A healthy, efficient immune system ordinarily works to damp down inflammation and carefully regulate the magnitude of the response to infection and disease. In diseases such as diabetes and arthritis, as well as when we age, our immune system becomes less stringently regulated and this can lead to an exaggerated inflammatory  response – allowing inappropriate access of immune cells to vulnerable tissues.  The new study shows that beneficial effects of the new pathway are lost in these diseases, as well as during normal ageing.

The study, published in Nature Medicine, details how a key molecule regulates this aspect of our immune response. Importantly, the team were then able to show how the addition of this molecule to immune cells from patients with diabetes and arthritis could regain control of the movement of their immune cells, thereby reversing the pathogenic changes seen in these diseases.
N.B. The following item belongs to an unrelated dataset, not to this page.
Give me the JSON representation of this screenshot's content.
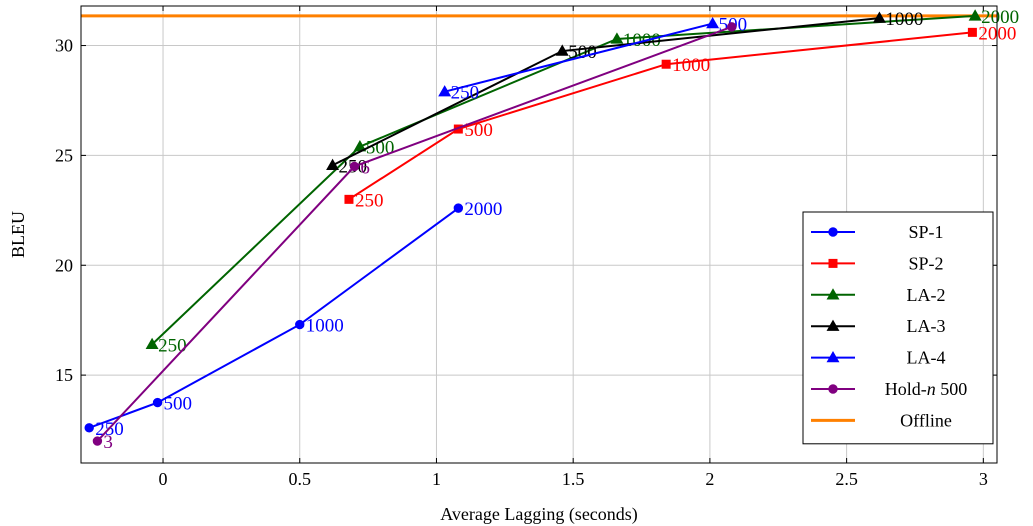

Professor Ed Rainger, from the University of Birmingham, explained, “Our immune system becomes progressively less effective over the years and this can become harmful leading to disease. Being able to understand the link between ageing and pathology will help us to reduce the risk of ill health associated with increasing age.”

“Our discovery of this new pathway is very exciting. Not only does it reveal new ways in which our bodies control inflammation, it also indicates that we may be able design new drugs to reverse the disease and age specific loss of this pathway.”

“The fact that the new pathway is relevant to both diabetes and rheumatoid arthritis, which are quite different diseases, implies a broad applicability to many chronic inflammatory and autoimmune diseases. This is an area of research we are keen to follow, and will be working with doctors from other specialities to determine whether this is the case and whether new therapies might be more broadly applicable”

The global healthcare landscape is undergoing a significant shift, with some populations experiencing a sharp increase in life expectancy. However, an ageing population comes with a rise in the prevalence of debilitating diseases, which in turn passes on a significant burden to the patients, their families and their health service providers.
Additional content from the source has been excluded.